Acanthocladium

Acanthocladium
Conservation status

Critically endangered  (EPBC Act)
Scientific classification
Kingdom: Plantae
(unranked): Angiosperms
(unranked): Eudicots
(unranked): Asterids
Order: Asterales
Family: Asteraceae
Genus: Acanthocladium
F.Muell.[1] 1861 not Mitt. 1883 (Sematophyllaceae, a moss)
Species: A. dockeri
Binomial name
Acanthocladium dockeri
F.Muell.
Synonyms[2]

Helichrysum dockeri (F.Muell.) Benth.

Acanthocladium dockeri is a critically endangered species of the Asteraceae family that belongs to the monotypic genus Acanthocladium. It is commonly known as spiny everlasting or spiny daisy. It is native to Australia, and is found around the South Australian town of Laura.[3]

Description

The Spiny everlasting is a woody perennial shrub with spines at branch ends, covered in short white hair. It bears oblong, bumpy fruit.
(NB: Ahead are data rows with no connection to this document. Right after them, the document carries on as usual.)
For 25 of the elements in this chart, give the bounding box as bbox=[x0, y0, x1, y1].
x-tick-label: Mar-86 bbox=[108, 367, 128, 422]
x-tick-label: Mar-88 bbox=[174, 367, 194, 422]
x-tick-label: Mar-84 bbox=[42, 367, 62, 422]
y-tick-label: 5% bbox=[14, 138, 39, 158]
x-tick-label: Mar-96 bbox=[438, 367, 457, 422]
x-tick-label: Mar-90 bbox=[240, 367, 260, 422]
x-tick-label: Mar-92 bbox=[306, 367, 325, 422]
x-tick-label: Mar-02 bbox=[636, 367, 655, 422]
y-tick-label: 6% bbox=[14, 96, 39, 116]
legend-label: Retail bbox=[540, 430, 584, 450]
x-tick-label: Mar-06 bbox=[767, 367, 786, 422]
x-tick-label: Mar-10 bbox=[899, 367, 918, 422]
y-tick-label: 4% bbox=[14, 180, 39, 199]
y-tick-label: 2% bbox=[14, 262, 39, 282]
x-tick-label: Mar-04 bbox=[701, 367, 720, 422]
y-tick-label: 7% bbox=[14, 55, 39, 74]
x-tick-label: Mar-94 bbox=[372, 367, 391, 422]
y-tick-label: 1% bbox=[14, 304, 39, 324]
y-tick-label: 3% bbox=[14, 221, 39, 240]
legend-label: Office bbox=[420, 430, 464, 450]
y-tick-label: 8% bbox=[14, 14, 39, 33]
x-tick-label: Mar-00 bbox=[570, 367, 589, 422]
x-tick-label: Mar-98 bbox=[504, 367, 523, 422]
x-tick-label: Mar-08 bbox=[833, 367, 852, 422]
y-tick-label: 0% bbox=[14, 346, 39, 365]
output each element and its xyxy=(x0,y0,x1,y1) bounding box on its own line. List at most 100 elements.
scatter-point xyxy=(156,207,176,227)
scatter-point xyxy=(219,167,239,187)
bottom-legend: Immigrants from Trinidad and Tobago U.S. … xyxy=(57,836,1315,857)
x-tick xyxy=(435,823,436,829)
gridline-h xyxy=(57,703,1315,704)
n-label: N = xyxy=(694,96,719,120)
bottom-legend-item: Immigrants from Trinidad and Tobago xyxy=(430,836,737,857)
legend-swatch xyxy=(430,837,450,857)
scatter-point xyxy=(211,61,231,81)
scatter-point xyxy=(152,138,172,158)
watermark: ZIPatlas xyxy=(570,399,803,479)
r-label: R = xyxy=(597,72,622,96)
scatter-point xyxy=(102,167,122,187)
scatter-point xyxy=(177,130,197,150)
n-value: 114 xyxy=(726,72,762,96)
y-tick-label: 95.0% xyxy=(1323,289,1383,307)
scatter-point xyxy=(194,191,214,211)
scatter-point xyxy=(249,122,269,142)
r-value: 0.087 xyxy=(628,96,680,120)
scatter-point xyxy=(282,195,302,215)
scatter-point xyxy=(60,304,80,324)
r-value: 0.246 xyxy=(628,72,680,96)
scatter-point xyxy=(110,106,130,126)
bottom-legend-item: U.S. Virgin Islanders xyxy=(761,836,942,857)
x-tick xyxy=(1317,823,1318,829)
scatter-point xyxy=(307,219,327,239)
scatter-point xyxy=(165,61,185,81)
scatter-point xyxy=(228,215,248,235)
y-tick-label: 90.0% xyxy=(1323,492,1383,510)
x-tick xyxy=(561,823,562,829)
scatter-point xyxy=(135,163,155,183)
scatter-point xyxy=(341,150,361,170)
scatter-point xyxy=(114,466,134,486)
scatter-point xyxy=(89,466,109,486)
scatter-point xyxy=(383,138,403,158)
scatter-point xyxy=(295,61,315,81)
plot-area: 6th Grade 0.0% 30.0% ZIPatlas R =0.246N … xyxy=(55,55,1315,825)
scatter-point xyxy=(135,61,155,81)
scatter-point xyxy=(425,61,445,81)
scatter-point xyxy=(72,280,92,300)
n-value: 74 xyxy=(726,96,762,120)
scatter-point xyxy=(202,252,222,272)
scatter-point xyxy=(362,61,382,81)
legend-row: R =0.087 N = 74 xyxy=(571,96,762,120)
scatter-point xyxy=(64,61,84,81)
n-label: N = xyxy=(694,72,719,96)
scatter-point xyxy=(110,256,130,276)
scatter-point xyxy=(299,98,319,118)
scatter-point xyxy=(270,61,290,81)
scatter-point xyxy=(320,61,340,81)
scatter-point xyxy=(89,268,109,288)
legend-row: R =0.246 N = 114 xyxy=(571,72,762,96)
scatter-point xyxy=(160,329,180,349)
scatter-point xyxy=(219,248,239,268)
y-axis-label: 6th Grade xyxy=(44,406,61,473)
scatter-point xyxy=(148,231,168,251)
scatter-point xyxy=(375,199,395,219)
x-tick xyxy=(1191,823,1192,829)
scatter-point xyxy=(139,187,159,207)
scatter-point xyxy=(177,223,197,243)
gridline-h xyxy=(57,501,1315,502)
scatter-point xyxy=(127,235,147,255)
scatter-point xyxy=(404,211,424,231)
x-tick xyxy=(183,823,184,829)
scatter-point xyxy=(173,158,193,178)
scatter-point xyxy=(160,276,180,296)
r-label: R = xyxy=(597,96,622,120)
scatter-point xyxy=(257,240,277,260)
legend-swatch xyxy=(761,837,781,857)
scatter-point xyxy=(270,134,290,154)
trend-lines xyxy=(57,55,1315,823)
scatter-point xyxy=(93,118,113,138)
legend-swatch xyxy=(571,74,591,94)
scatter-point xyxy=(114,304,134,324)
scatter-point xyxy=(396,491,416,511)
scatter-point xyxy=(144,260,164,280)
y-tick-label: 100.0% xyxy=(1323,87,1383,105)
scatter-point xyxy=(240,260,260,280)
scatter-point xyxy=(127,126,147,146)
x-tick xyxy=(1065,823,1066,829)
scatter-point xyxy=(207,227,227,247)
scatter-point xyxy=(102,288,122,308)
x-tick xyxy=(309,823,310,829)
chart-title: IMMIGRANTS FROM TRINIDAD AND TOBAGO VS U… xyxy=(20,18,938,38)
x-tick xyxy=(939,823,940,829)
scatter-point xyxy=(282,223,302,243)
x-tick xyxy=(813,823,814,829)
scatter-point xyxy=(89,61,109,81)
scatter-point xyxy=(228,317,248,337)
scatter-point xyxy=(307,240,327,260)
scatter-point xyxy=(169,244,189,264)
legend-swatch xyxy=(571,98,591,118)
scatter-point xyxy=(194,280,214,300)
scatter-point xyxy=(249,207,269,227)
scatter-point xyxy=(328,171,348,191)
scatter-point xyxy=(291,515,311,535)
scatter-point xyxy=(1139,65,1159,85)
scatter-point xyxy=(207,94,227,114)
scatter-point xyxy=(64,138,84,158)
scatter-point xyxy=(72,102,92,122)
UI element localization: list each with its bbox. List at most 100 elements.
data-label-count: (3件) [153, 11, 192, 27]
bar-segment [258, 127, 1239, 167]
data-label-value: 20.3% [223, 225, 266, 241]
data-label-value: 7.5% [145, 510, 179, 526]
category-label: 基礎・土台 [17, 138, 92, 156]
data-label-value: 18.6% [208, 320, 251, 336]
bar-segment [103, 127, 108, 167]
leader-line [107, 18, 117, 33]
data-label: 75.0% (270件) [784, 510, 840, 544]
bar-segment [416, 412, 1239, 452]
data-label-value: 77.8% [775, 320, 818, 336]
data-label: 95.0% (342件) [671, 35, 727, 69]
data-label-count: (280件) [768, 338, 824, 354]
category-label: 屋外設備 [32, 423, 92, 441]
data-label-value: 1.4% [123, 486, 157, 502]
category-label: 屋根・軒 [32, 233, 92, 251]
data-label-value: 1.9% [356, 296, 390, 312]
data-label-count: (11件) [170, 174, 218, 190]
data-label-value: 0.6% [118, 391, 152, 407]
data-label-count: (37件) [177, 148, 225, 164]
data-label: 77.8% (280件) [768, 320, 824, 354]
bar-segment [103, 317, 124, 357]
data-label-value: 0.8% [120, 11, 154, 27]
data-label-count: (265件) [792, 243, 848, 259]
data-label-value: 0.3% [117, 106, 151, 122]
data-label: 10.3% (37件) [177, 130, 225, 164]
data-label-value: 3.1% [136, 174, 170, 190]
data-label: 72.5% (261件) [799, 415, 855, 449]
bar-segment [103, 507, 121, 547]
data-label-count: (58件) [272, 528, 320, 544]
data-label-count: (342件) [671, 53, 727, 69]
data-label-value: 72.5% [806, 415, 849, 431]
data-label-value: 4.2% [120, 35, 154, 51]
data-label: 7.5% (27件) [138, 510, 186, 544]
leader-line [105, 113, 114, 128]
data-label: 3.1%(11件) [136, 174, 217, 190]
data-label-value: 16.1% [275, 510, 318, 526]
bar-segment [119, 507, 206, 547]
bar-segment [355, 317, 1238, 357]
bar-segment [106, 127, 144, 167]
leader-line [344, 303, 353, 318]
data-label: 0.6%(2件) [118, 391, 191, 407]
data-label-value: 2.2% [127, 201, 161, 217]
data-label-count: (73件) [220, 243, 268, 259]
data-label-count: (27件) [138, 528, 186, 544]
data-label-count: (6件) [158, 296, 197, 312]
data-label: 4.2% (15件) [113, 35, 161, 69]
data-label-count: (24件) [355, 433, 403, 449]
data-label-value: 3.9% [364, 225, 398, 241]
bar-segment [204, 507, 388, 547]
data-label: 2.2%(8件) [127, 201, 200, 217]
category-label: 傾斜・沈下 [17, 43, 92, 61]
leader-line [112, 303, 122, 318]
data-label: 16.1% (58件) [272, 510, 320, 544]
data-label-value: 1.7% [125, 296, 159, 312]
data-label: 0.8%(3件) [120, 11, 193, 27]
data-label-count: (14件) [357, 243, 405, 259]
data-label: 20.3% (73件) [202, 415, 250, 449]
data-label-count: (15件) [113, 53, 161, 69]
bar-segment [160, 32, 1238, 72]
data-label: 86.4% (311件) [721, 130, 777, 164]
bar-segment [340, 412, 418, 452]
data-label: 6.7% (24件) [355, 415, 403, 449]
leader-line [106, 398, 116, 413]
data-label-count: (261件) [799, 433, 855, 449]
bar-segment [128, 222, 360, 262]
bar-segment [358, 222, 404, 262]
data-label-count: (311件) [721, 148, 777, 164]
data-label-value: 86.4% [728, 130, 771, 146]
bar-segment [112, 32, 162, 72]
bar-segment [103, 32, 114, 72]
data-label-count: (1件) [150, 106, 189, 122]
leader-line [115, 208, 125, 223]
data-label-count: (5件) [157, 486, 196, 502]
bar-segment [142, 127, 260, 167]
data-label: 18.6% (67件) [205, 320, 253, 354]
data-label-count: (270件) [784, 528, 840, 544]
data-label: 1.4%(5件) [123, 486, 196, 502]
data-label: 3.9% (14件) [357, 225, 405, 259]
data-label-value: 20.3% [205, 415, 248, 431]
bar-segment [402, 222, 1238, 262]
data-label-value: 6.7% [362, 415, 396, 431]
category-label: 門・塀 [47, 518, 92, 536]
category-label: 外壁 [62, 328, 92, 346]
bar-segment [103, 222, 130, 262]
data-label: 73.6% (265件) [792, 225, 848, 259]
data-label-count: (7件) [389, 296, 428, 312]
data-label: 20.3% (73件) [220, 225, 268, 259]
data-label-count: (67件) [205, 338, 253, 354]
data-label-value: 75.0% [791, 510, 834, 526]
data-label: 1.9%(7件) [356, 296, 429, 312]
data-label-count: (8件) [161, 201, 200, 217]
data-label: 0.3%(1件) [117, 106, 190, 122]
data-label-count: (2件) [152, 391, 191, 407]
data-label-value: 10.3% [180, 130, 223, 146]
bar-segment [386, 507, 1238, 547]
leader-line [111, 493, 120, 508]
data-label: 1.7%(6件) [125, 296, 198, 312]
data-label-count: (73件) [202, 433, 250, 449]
Spiny everlasting was presumed extinct in 1992, having suffered habitat loss from clearance for winter crops, but various colonies of it have been found around Laura, near the Spencer Gulf.

Homonym

In 1883, William Mitten used the same name, Acanthocladium, to refer to a group of mosses, now in the family Sematophyllaceae.[4] Several dozen species of mosses were described and place in this genus before it was realized that Mittenn's name represented an illegitimate homonym.[5] The moss genus has since been renamed Wijkia H.A. Crum.[6][7]